Testimoniano dell’attitudine di Razzani al disegno preciso, propenso ai ritmi arricciolati, due piccole pergamene del 1664, contenenti i voti di due neomonaci benedettini di S. Maria del Monte.
Morì a Cesena, operoso fino alla fine, il 26 luglio 1666. Fu sepolto nella chiesa di S. Francesco, oggi non più esistente.
Fonti e Bibl.: Cesena, Biblioteca comunale, Fondo manoscritti, 164.47: M. Verdoni, Cronologia di Cesena (XVII sec.), p. 114; 164.42c: A. Cantoni, Memorie dell’illustre città di Cesena [...] anno 1779, c. 75v; 164.33: C.A. Andreini, Cesena sacra (XIX sec.), t. 11, pp. 246 s.; 164.70.9: G. Sassi, Reliquie le più insigni che esistono in questa cattedrale… (XIX sec.), parte II, pp. 30, 170; Forlì, Biblioteca comunale, Fondo Piancastelli, Sala O, mss. IV/25: F. Zarletti, Monumenti cesenati, p. 198.

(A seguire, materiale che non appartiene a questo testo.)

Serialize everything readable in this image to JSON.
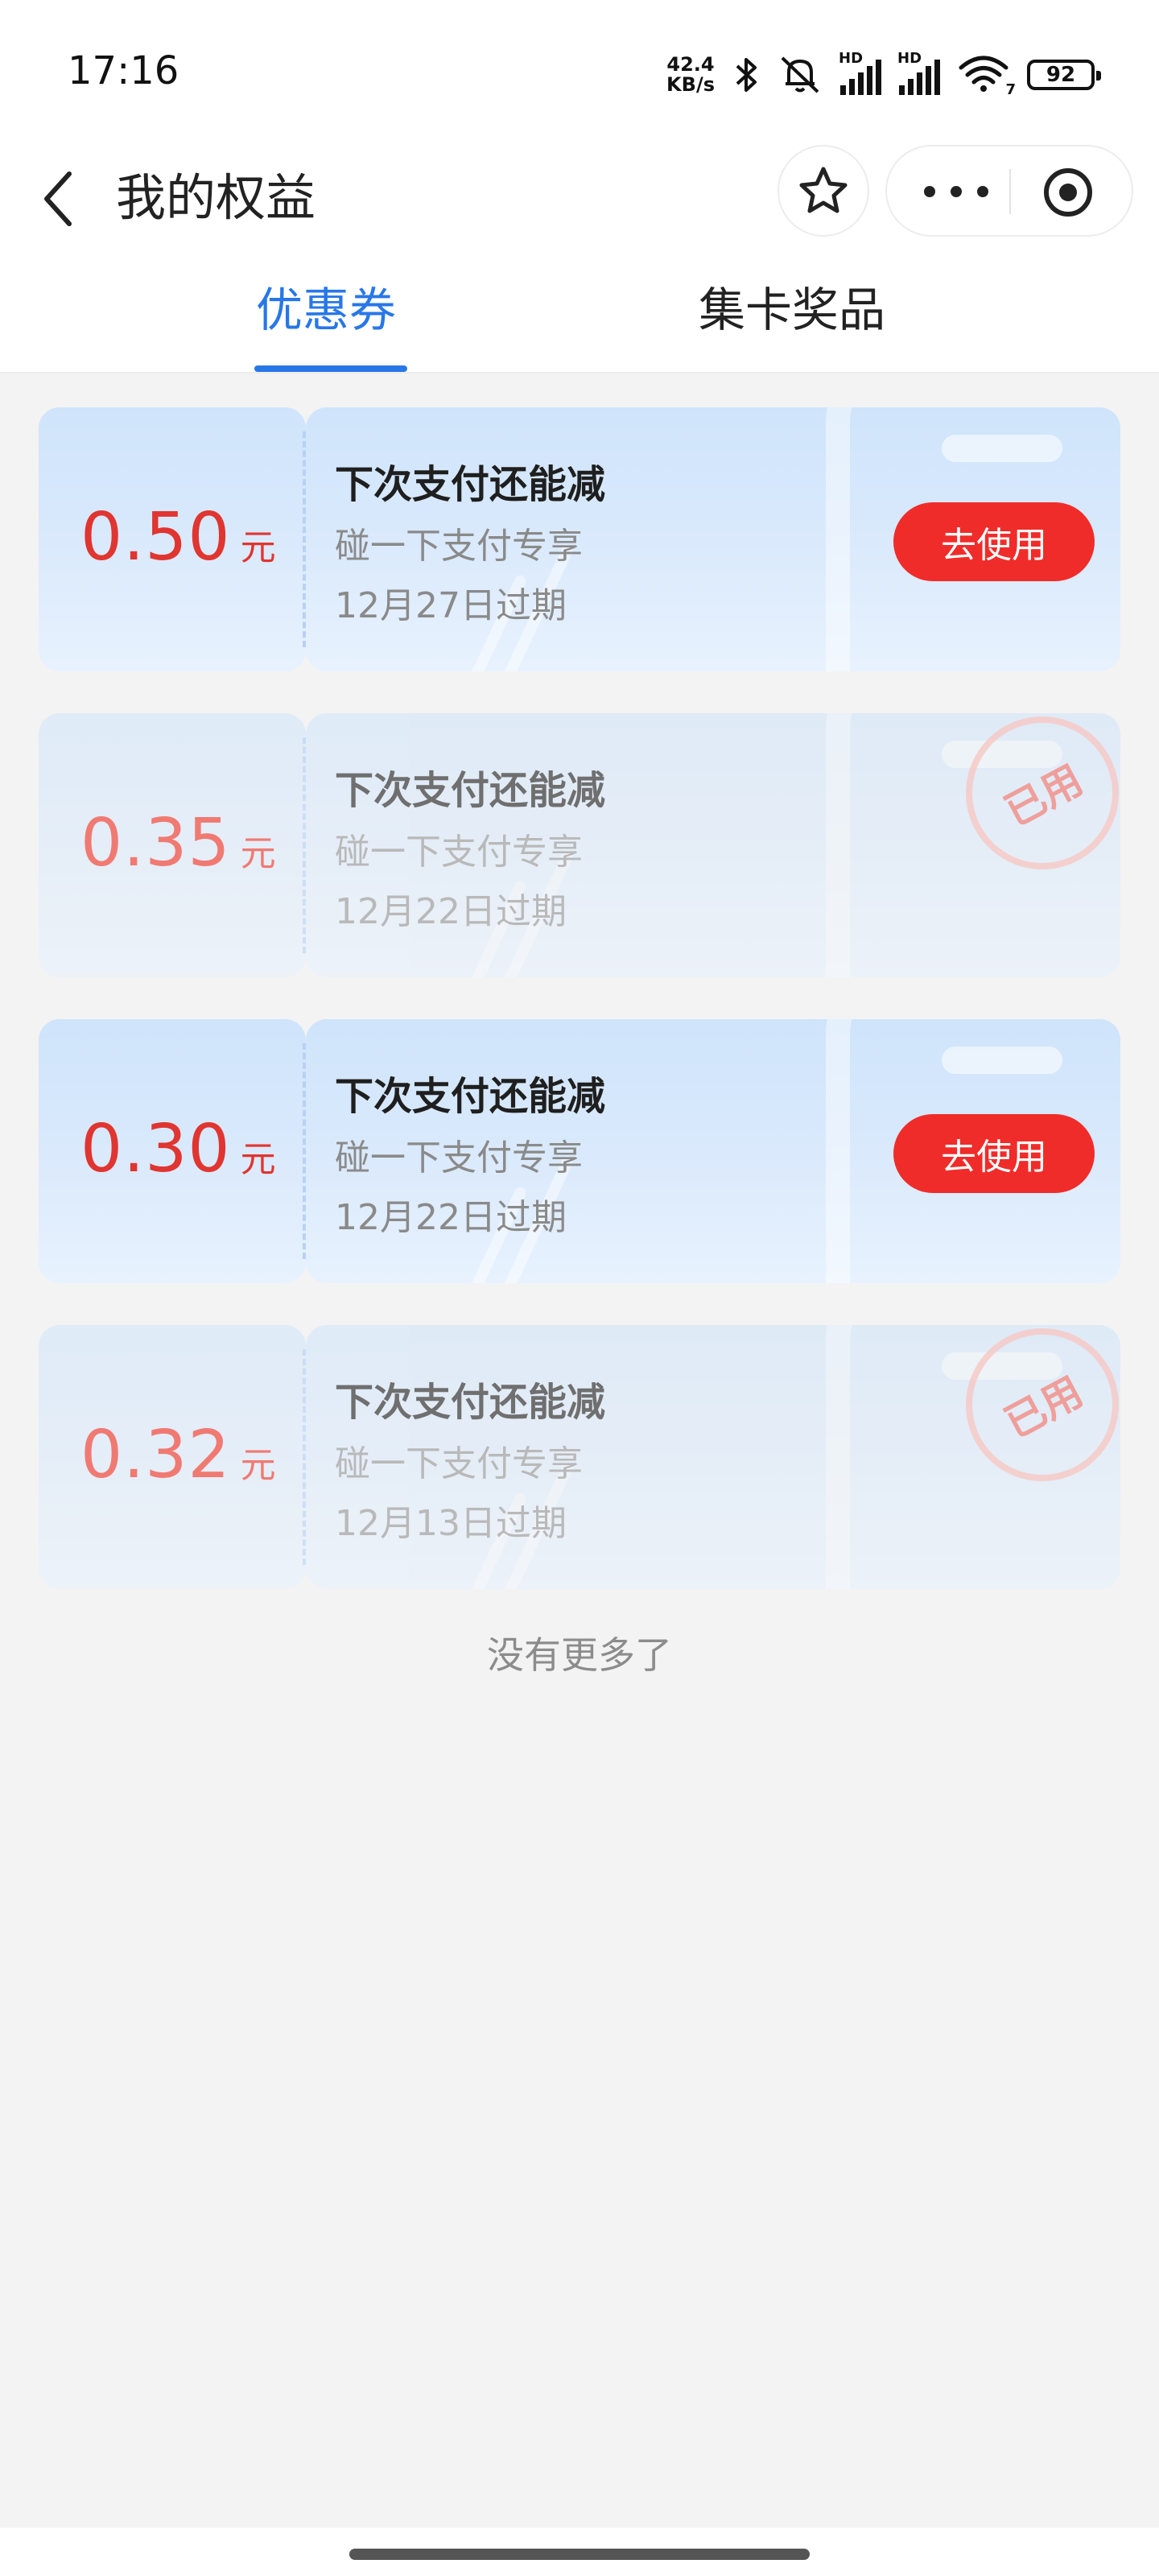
{
  "status_bar": {
    "time": "17:16",
    "net_speed_value": "42.4",
    "net_speed_unit": "KB/s",
    "sim1_label": "HD",
    "sim2_label": "HD",
    "wifi_label": "7",
    "battery": "92"
  },
  "header": {
    "title": "我的权益"
  },
  "tabs": [
    {
      "label": "优惠券",
      "active": true
    },
    {
      "label": "集卡奖品",
      "active": false
    }
  ],
  "coupons": [
    {
      "amount": "0.50",
      "unit": "元",
      "title": "下次支付还能减",
      "subtitle": "碰一下支付专享",
      "expiry": "12月27日过期",
      "status": "available",
      "action_label": "去使用"
    },
    {
      "amount": "0.35",
      "unit": "元",
      "title": "下次支付还能减",
      "subtitle": "碰一下支付专享",
      "expiry": "12月22日过期",
      "status": "used",
      "stamp_label": "已用"
    },
    {
      "amount": "0.30",
      "unit": "元",
      "title": "下次支付还能减",
      "subtitle": "碰一下支付专享",
      "expiry": "12月22日过期",
      "status": "available",
      "action_label": "去使用"
    },
    {
      "amount": "0.32",
      "unit": "元",
      "title": "下次支付还能减",
      "subtitle": "碰一下支付专享",
      "expiry": "12月13日过期",
      "status": "used",
      "stamp_label": "已用"
    }
  ],
  "footer": {
    "end_text": "没有更多了"
  },
  "colors": {
    "accent_blue": "#2877e8",
    "price_red": "#e03530",
    "button_red": "#f02c2a",
    "page_bg": "#f3f3f3"
  }
}
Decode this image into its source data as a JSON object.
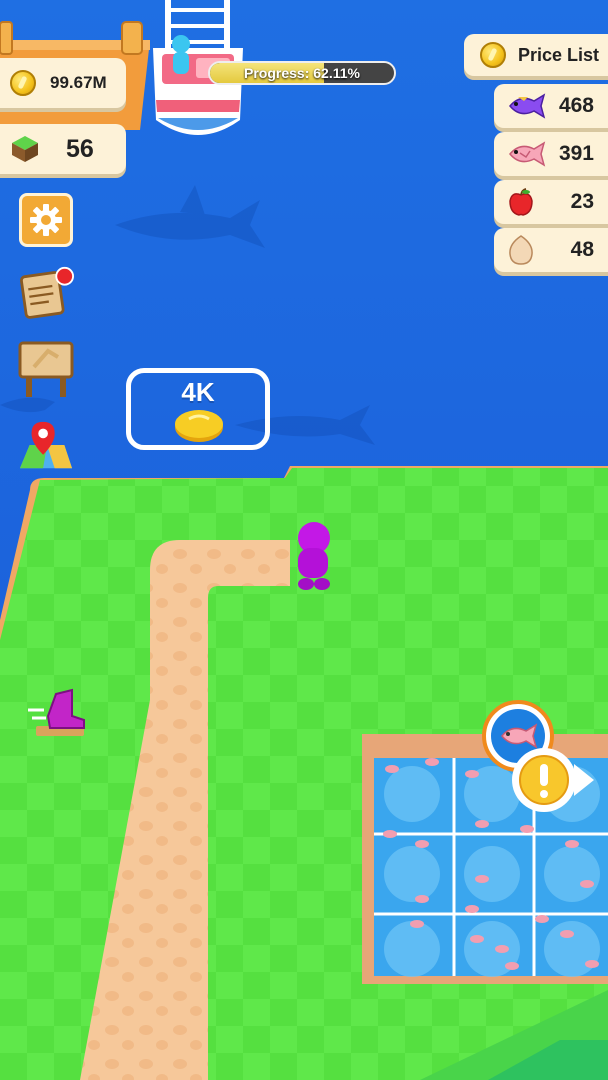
{
  "hud": {
    "coins": "99.67M",
    "blocks": "56"
  },
  "progress": {
    "label": "Progress: 62.11%",
    "fraction": 0.6211
  },
  "price_list": {
    "title": "Price List",
    "items": [
      {
        "icon": "purple-fish-icon",
        "price": "468"
      },
      {
        "icon": "pink-fish-icon",
        "price": "391"
      },
      {
        "icon": "apple-icon",
        "price": "23"
      },
      {
        "icon": "egg-icon",
        "price": "48"
      }
    ]
  },
  "unlock_zone": {
    "cost": "4K"
  },
  "side_menu": [
    "settings-icon",
    "quest-notepad-icon",
    "signboard-icon",
    "map-icon"
  ],
  "colors": {
    "ocean": "#1f6fe3",
    "grass": "#55e040",
    "path": "#f6c79a",
    "player": "#c318e6",
    "panel": "#fdf2d8"
  }
}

U. Thieme - F. Becker, Künstlerlexikon, XXVIII, Leipzig 1934, p. 59; F. Arcangeli, La chiesa di San Martino in San Domenico in Cesena e i suoi dipinti, Bologna 1964, pp. 52-55; M. Cellini - M. Pulini, Per l’attardata maniera di Giambattista Razzani, in Romagna arte e storia, VII (1987), 19, pp. 45-54; G. Savini, Un dignitoso comprimario del Seicento cesenate, ibid., pp. 31-44; Id., Cristoforo Serra, capitano di milizie e pittore, ibid., IX (1989), 25, pp. 29-54; P.G. Pasini - G. Savini, Fra naturalismo e barocco. Le arti figurative nel Seicento, in Storia di Cesena, V, Le arti, a cura di P.G. Pasini, Rimini 1998, pp. 71-96; C. Riva - G. Savini, Il Suffragio di Cesena, Cesena 1998, pp. 86-88; G. Savini, Arte e decorazione nelle pale d’altare, in Storia della Chiesa di Cesena, II, a cura di M. Mengozzi, Cesena 1998, pp. 251-350 (in partic. pp. 293-296); M. Cellini - R. Vitali, schede su G. R., in Storie barocche... (catal., Cesena), a cura di M. Cellini, Bologna 2004, pp. 195-201; G. Savini, Regesto della vita di G. R., ibid., pp. 326 s.